One of our authors recently found herself in quite the predicament, where a stranger who learned of her through her books and writing, decided to cross some boundaries in the worst ways. At our agency, we care very much about our authors, and would never want them, or any other writer in the book world, experiencing what our author, Jenna Woginrich has experienced  This post is also posted on her website.

By Jenna Woginrich

This morning I woke up to a snow-covered fairy tale of a farm. I hugged my dogs close before we got out of bed. I set coffee on the stove, got dressed, and started morning chores. I lit the fires in both the wood stove and my ribcage to get the work done that needs doing. Besides the animals’ breakfasts – there are freelance clients to work on, errands in town, articles to pitch, book proposals to sell – the life I made here is half creative and half body. A perfect blend that gets me outside, moves my bones, gets sunshine on my face, and gives me a way to express myself and feel useful and needed by others – even if it is just a tail-wagging goat kid that screams a lot. I am content here, and love this life. And that is what I need to realize when this place is attacked online.

Since my blog began it has had critics. That is nothing new and part of being a public figure.
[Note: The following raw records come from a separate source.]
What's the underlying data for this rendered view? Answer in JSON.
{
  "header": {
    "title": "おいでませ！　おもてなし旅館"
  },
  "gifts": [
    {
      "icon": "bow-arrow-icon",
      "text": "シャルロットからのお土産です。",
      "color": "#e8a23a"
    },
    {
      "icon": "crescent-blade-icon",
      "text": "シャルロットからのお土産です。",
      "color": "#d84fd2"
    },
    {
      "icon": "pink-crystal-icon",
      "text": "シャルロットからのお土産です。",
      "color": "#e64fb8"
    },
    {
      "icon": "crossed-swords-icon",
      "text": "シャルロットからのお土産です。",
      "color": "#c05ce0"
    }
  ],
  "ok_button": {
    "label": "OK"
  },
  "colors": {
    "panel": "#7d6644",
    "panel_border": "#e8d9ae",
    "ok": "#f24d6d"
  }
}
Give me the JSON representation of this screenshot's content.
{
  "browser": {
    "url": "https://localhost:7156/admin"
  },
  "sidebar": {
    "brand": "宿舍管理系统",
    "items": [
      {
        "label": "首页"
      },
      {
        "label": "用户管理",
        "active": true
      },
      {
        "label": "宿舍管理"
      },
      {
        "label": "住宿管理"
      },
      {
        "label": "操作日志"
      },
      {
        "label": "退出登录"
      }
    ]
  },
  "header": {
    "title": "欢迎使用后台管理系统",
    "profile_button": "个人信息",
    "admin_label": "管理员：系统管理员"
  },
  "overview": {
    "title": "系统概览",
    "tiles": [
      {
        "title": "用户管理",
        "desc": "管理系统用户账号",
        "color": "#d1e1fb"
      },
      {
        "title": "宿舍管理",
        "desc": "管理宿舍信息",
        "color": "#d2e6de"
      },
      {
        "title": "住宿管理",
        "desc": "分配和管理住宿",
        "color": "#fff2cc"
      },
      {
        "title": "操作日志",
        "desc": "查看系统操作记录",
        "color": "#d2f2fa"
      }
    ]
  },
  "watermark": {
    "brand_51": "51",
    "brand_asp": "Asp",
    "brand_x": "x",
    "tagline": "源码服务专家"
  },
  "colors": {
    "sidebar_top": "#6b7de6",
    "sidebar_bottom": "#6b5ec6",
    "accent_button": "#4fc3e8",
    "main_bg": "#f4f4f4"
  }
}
But recently a site has gone too far – moving into the realm of cyberstalking and harassment under New York State Law. This is taken seriously up here, since in the past this state has had slanderous websites and blogs end up in death, life sentences, restraining orders, and suicides.
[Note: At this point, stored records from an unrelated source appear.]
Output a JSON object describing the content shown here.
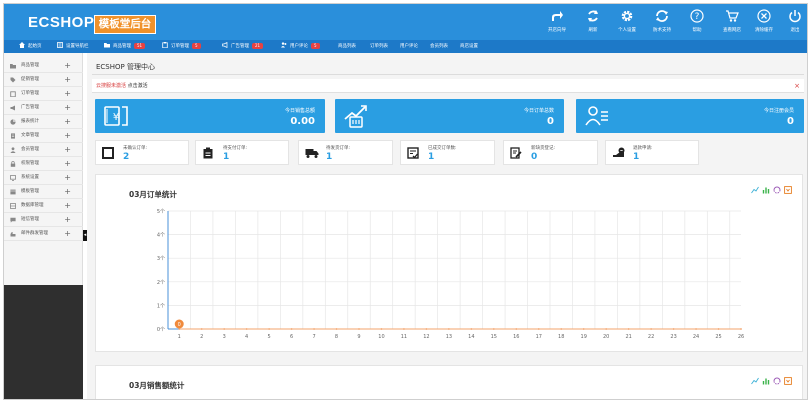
{
  "header": {
    "logo_text": "ECSHOP",
    "logo_badge": "模板堂后台",
    "tools": [
      {
        "label": "开店向导",
        "icon": "share-arrow-icon"
      },
      {
        "label": "刷新",
        "icon": "refresh-icon"
      },
      {
        "label": "个人设置",
        "icon": "gear-icon"
      },
      {
        "label": "防术支持",
        "icon": "sync-icon"
      },
      {
        "label": "帮助",
        "icon": "help-icon"
      },
      {
        "label": "查看网店",
        "icon": "cart-icon"
      },
      {
        "label": "清除缓存",
        "icon": "clear-icon"
      },
      {
        "label": "退出",
        "icon": "power-icon"
      }
    ]
  },
  "nav": {
    "items": [
      {
        "label": "起始页",
        "icon": "home-icon"
      },
      {
        "label": "设置导航栏",
        "icon": "settings-icon"
      },
      {
        "label": "商品管理",
        "icon": "folder-icon",
        "badge": "51"
      },
      {
        "label": "订单管理",
        "icon": "clipboard-icon",
        "badge": "5"
      },
      {
        "label": "广告管理",
        "icon": "megaphone-icon",
        "badge": "21"
      },
      {
        "label": "用户评论",
        "icon": "users-icon",
        "badge": "5"
      },
      {
        "label": "商品列表"
      },
      {
        "label": "订单列表"
      },
      {
        "label": "用户评论"
      },
      {
        "label": "会员列表"
      },
      {
        "label": "商店设置"
      }
    ]
  },
  "sidebar": {
    "items": [
      {
        "label": "商品管理",
        "icon": "folder-icon"
      },
      {
        "label": "促销管理",
        "icon": "tag-icon"
      },
      {
        "label": "订单管理",
        "icon": "clipboard-icon"
      },
      {
        "label": "广告管理",
        "icon": "megaphone-icon"
      },
      {
        "label": "报表统计",
        "icon": "chart-icon"
      },
      {
        "label": "文章管理",
        "icon": "document-icon"
      },
      {
        "label": "会员管理",
        "icon": "user-icon"
      },
      {
        "label": "权限管理",
        "icon": "lock-icon"
      },
      {
        "label": "系统设置",
        "icon": "monitor-icon"
      },
      {
        "label": "模板管理",
        "icon": "template-icon"
      },
      {
        "label": "数据库管理",
        "icon": "database-icon"
      },
      {
        "label": "短信管理",
        "icon": "message-icon"
      },
      {
        "label": "邮件群发管理",
        "icon": "mail-icon"
      }
    ]
  },
  "main": {
    "title": "ECSHOP 管理中心",
    "alert": {
      "warning": "云搜服未激活",
      "action": "点击激活"
    },
    "stats": [
      {
        "label": "今日销售总额",
        "value": "0.00",
        "icon": "money-icon"
      },
      {
        "label": "今日订单总数",
        "value": "0",
        "icon": "growth-icon"
      },
      {
        "label": "今日注册会员",
        "value": "0",
        "icon": "member-card-icon"
      }
    ],
    "mini_stats": [
      {
        "label": "未确认订单:",
        "value": "2",
        "icon": "square-icon"
      },
      {
        "label": "待支付订单:",
        "value": "1",
        "icon": "wallet-icon"
      },
      {
        "label": "待发货订单:",
        "value": "1",
        "icon": "truck-icon"
      },
      {
        "label": "已成交订单数:",
        "value": "1",
        "icon": "check-list-icon"
      },
      {
        "label": "新缺货登记:",
        "value": "0",
        "icon": "edit-icon"
      },
      {
        "label": "退款申请:",
        "value": "1",
        "icon": "refund-icon"
      }
    ],
    "panels": [
      {
        "title": "03月订单统计"
      },
      {
        "title": "03月销售额统计"
      }
    ]
  },
  "chart_data": {
    "type": "line",
    "title": "03月订单统计",
    "x": [
      1,
      2,
      3,
      4,
      5,
      6,
      7,
      8,
      9,
      10,
      11,
      12,
      13,
      14,
      15,
      16,
      17,
      18,
      19,
      20,
      21,
      22,
      23,
      24,
      25,
      26
    ],
    "y_tick_labels": [
      "0个",
      "1个",
      "2个",
      "3个",
      "4个",
      "5个"
    ],
    "ylim": [
      0,
      5
    ],
    "series": [
      {
        "values": [
          0,
          0,
          0,
          0,
          0,
          0,
          0,
          0,
          0,
          0,
          0,
          0,
          0,
          0,
          0,
          0,
          0,
          0,
          0,
          0,
          0,
          0,
          0,
          0,
          0,
          0
        ]
      }
    ],
    "grid": true,
    "highlight": {
      "x": 1,
      "label": "0"
    },
    "line_color": "#f3a36b",
    "highlight_color": "#f08a3c"
  }
}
In recent months an obsessed person has followed my every move online. I can not use any social media without her watching or commenting under several usernames and accounts. In some cases even creating accounts for the sole purpose of disrupting me. She doesn’t only discuss the farm and my writing – she discusses my dating life, my appearance, my sexuality, my friends, family, and finances. She knows the brand of jeans I wear and shampoo I use. She stalks me in places that have nothing to do with my farm, like those in my religious or falconry community. Responding to my posts with links to her website or accusations. This person has not kept her activity online either, and has reported me to my local Police and the DEC, sending officers to my front door. (They admit they called the police on me).

People like this assume that making anonymous accounts to accuse public people are protected by their anonymity. That is not the case. Yesterday this page and the person were reported to both the NY State Police and the FBI. I will continue to make these reports as long as these pages exist online. Enough reports warrant a federal investigation into cyberstalking, and at the very least – a restraining order. By the way, these are not anonymous restraining orders. It will be public information that you spend your time online dangerously obsessing over a woman with intent to hurt her. This type of recourse has legal precedent, and I have contacted a lawyer who specializes in such cases in NY State. I am taking this slander anymore.

I ask that you readers join me in reporting this site, and ones like it, to Blogger and Twitter as harassment. If these people want to complain or chatter about me they can do so spaces created for that kind of activity – like GOMI. But creating your own website, comments, emails, accusations, multi-platform stalking, and lifestyle obsession is not what any normal person does against a stranger. This has gone from snark into abuse and harassment and will not be tolerated any longer.